People were walking by him quickly, holding their noses, basically running away.
“What are you doing?”
“Waiting for the first mosquito of the season. The Tisza’s always the first place they appear. I’ve got to start production of these t-shirts as soon as possible. I’m telling you, once they hit the shops, sales will be immense!” A baby in a pram started crying as it was pushed past briskly. “Oh, Bob, how did your thing go?”
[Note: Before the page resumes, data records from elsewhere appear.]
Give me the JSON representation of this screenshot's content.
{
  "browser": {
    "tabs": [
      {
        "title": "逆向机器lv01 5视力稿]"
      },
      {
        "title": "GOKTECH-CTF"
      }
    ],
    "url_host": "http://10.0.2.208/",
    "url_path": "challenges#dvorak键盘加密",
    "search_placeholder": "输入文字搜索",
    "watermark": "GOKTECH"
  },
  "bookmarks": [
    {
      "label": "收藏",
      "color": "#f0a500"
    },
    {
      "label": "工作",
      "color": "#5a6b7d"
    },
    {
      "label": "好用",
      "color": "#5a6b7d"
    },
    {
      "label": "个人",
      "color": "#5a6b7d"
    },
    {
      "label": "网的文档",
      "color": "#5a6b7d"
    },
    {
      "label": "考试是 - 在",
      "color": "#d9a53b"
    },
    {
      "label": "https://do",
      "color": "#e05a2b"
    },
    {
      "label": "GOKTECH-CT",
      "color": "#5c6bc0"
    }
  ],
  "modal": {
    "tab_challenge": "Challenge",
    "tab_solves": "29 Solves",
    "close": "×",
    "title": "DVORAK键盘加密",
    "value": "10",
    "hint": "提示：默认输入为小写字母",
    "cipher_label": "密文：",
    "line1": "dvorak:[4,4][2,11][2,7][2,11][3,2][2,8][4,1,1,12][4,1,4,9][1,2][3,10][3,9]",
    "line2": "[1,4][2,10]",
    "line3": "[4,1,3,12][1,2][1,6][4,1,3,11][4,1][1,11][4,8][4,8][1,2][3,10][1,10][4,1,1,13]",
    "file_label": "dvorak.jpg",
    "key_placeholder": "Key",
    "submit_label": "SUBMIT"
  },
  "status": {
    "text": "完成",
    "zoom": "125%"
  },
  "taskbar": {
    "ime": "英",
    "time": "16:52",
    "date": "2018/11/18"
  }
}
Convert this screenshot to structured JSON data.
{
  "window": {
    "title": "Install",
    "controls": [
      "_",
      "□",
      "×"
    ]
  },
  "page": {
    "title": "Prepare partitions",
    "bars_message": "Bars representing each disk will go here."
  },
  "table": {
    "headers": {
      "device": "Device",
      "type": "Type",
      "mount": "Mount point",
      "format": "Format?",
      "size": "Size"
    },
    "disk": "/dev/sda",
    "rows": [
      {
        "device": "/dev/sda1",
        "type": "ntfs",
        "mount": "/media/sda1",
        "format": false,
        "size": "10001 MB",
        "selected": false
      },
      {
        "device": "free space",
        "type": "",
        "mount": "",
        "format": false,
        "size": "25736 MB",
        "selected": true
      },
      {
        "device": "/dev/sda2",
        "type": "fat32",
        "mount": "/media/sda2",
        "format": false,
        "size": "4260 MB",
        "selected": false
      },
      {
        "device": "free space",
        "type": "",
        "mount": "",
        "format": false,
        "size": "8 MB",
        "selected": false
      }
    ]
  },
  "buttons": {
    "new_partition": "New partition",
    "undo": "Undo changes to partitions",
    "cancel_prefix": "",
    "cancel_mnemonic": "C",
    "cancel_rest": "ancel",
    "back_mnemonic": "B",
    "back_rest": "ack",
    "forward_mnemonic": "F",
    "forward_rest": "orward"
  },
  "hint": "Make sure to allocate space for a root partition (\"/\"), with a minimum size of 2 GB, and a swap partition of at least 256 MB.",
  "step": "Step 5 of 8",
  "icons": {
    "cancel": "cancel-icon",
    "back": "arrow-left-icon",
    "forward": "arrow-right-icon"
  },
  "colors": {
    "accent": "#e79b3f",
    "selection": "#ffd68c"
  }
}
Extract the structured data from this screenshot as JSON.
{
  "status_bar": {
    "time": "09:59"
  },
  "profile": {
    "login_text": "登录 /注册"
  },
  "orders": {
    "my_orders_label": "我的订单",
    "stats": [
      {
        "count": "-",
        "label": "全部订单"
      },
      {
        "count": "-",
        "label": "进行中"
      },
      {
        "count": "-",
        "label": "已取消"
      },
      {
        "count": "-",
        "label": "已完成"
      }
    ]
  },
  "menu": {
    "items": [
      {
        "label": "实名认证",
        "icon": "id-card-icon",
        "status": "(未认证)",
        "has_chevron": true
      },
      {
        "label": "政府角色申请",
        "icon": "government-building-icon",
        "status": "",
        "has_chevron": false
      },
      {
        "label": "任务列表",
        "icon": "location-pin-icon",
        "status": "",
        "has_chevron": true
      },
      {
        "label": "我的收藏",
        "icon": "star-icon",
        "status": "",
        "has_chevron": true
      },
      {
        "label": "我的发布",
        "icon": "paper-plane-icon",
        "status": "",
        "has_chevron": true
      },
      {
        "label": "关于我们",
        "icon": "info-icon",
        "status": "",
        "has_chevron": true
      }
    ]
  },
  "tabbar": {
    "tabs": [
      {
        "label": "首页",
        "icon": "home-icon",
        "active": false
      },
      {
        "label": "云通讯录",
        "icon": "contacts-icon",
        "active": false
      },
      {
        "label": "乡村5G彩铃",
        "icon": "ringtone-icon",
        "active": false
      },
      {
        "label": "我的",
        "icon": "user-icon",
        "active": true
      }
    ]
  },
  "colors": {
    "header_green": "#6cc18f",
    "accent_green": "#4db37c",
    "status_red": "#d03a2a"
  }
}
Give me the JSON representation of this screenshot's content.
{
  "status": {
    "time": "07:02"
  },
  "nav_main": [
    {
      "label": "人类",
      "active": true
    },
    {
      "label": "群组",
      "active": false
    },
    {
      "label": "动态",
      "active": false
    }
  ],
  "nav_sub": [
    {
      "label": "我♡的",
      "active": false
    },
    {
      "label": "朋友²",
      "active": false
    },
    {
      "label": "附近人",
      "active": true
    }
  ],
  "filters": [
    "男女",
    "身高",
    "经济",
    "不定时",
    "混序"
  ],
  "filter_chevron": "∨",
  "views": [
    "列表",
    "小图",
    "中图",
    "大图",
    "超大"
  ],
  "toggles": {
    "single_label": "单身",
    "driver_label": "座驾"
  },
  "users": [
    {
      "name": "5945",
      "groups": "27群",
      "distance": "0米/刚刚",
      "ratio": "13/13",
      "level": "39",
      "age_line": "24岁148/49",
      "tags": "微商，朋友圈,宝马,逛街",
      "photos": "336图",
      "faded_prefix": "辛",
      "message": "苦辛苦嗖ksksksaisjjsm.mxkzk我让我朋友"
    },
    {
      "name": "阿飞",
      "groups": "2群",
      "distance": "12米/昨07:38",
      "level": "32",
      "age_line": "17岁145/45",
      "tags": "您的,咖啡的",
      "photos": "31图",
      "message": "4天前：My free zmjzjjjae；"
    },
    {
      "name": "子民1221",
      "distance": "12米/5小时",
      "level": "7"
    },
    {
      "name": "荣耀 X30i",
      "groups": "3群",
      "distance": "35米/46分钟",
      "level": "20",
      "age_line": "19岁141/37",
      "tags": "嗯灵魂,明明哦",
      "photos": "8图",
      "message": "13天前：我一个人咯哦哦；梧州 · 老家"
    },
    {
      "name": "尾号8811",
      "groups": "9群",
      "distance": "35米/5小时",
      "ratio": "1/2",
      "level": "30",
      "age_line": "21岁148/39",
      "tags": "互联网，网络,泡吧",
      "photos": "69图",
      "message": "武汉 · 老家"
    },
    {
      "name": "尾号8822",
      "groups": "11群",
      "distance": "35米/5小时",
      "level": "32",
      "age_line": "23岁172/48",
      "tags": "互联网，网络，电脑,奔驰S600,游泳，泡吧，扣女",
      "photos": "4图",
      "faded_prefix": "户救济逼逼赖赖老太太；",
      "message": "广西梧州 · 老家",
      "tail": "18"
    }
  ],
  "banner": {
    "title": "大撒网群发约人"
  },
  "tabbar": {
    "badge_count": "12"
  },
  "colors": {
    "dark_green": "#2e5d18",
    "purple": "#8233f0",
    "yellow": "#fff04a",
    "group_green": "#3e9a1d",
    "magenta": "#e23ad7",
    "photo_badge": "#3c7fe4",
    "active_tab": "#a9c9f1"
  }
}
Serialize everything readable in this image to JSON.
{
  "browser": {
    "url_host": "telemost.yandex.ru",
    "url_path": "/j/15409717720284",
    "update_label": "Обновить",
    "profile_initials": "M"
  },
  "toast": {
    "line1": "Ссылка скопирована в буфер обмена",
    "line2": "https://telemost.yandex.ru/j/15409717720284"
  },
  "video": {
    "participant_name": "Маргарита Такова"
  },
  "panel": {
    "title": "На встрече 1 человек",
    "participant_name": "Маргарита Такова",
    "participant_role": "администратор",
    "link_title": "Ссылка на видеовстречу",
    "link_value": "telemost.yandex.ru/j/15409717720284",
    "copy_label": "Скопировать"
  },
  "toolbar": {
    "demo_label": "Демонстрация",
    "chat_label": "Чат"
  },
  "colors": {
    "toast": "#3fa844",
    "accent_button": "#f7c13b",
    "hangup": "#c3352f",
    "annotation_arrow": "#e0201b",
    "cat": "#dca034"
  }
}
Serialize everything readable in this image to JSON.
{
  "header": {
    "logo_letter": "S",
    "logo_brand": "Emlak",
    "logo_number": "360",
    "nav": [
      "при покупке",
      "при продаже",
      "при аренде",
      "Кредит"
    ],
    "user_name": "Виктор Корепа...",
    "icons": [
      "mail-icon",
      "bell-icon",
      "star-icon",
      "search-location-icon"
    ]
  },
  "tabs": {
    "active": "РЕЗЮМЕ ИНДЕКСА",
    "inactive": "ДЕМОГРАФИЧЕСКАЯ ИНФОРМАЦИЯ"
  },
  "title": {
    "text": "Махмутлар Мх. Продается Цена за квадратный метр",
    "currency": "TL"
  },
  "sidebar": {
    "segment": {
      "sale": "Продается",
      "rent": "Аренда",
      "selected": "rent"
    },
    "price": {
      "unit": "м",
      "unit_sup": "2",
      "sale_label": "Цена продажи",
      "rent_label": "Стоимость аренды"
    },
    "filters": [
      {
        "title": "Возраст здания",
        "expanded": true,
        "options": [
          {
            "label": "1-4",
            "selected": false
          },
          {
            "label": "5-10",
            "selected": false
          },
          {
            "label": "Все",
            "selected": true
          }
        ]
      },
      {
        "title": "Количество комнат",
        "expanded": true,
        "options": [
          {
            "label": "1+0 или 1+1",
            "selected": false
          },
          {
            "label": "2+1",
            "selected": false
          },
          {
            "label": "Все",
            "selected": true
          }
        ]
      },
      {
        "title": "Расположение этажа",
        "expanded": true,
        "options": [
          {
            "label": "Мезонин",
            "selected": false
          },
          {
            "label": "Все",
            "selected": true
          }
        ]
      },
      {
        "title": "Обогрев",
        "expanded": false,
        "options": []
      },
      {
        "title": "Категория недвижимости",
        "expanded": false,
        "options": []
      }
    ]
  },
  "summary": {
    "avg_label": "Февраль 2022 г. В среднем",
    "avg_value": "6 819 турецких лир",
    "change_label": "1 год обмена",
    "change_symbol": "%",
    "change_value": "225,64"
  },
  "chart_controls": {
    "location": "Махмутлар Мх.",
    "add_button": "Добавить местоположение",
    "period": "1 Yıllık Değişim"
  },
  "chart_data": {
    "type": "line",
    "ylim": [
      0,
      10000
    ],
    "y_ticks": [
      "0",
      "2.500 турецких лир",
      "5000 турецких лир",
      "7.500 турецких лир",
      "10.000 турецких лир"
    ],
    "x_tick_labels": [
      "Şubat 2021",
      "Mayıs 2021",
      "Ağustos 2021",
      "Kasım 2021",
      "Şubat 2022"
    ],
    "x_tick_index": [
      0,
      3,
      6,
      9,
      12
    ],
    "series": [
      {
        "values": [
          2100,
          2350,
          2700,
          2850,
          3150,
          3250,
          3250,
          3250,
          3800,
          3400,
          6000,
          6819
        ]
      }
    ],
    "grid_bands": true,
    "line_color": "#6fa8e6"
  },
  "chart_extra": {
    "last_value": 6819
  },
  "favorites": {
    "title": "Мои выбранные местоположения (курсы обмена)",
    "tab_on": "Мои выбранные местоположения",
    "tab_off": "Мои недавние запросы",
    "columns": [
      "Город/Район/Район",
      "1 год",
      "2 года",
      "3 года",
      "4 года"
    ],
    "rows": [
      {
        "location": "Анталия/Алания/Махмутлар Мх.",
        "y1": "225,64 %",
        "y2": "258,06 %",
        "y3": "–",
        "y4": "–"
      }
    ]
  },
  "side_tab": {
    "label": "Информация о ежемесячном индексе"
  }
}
Thing? The Winnie-the-Pooh Appreciation Society just had Pooh Day, celebrated across the world, and I was nominated as head of the county’s, yes, county’s happenings. I had the great idea of re-enacting ’The Heffalump’, seeing as Mavis the treasurer looked so good in the elephant costume. Of course, Hundred Acre Wood wasn’t available, so we had to find somewhere suitable. Getting permission didn’t work out, so we did a ’Flash Mob’ performance at the local garden centre. There wasn’t much of a turnout but it was great. And to Dave it was ‘a thing’?
“Listen!” There was a close up in the video.
“Remember this day, remember it well!” said the Dave in the video. “Wow, I feel like that guy, you know… Zepplin, testing the first bullet-proof vest.”
“Err, Dave, it was Zeglen, I think.”
Then the Dave in the video moved like he’d been hit, falling to the ground. The camera view dropped, showing only grass.
“Who… who is that woman screaming, Dave?”
“Oh.” I didn’t understand. Why was he in a good mood if it had failed? “What happened, the t-shirt didn’t work?”
“Of course it works!”
“So… what happened?”
“I got bitten by a tiny 3mm white crab spider. That’s what happened!”